To use the clot buster, in particular tissue plasminogen activator, “you have a 24-hour window,” said Dr. Hackett. “You can give the drug intravenously, which doesn't require facilities, or intra-arterially, which does require selective angiography. The sooner you can get to them, the more likely they are to retain the limb or digit.”
By the Numbers
Frostbite is graded by the numbers. Grade 1 is shows the absence of cyanosis, and results in no bone amputation. Grade 2 shows no cyanosis on the tips of fingers or toes with a moderate risk of amputation. Grade 3 shows cyanosis to the middle joints of fingers or toes, and results in a high risk of amputation. Grade 4 frostbite means that lack of blood flow or cyanosis extends beyond the metacarpophalangeal joint and almost always results in amputation.
Dr. Hatchett, who is a climber himself, said he hopes it will be possible to use intravenous prostacyclin in the United States. “It is probably superior to tPA,” he said. Such research, however, has to be restricted to places where frostbite occurs. “It is difficult to do research on frostbite. It needs to be done in places like Alaska and Minnesota.”
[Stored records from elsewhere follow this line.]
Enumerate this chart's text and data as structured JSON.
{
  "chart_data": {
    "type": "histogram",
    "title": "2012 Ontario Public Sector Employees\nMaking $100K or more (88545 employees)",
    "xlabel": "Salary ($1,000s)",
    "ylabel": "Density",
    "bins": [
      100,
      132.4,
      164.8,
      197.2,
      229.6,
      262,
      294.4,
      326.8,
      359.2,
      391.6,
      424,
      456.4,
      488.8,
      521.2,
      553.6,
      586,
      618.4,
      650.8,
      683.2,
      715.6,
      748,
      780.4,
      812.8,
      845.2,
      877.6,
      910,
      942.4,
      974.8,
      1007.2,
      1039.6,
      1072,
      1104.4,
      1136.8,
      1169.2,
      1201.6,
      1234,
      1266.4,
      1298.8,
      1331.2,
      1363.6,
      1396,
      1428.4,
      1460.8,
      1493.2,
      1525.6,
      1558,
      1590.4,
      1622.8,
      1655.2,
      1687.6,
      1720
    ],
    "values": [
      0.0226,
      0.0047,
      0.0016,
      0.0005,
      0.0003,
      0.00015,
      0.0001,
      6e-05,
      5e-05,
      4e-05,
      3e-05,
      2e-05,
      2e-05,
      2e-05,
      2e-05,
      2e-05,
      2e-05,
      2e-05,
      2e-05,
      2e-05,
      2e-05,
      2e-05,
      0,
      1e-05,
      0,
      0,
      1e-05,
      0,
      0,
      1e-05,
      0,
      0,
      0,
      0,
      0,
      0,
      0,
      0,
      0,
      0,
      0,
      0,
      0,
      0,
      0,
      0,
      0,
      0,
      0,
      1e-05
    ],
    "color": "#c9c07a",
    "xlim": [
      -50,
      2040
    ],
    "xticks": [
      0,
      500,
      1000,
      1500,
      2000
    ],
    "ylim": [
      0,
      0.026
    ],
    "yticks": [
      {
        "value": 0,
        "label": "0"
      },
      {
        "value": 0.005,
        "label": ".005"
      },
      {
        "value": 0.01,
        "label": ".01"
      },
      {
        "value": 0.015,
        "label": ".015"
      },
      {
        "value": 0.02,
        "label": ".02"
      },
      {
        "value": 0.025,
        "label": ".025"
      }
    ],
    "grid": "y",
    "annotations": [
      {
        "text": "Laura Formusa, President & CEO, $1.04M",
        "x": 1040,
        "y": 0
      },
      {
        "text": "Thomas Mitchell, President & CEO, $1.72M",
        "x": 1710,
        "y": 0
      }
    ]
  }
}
Dr. Ahrenholz described the use of intra-arterial thrombolytic therapy in the treatment of 62 patients in a 14-year review. (J Burn Care Res 2016;37:e323.) A total of 114 patients were admitted to the hospital with frostbite injury, and 64 received rtPA intra-arterially. Complete information was available on 62. Angiography identified 472 digits with frostbite injury and impaired arterial circulation. A complete angiogram was performed after the thrombolytic infusion. They found:
- Partial or complete amputations of only four of the 198 digits with a distal vascular blush and in 71 of 75 digits with no improvement after infusion.
- Amputations in 73 of 199 digits with partially restored flow.
- Overall, the complete digit salvage rate was 68.6 percent.
Dr. Ahrenholz said the protocols varied over the course of the long study. “We were never able to get a large enough group of patients to determine if one thrombolytic was better than another.” He emphasized that the angiogram is the best way to determine if a patient will need an amputation.
Dr. Hatchett said, however, that he worries about people who cannot get to the hospital within that 24-hour interval that makes use of thrombolytics possible. “On Mount Everest, you won't get to a hospital in 24 hours,” he said. He and his colleagues recommend that the time be measured from thawing rather than freezing duration to make a decision on whether to use aggressive therapy.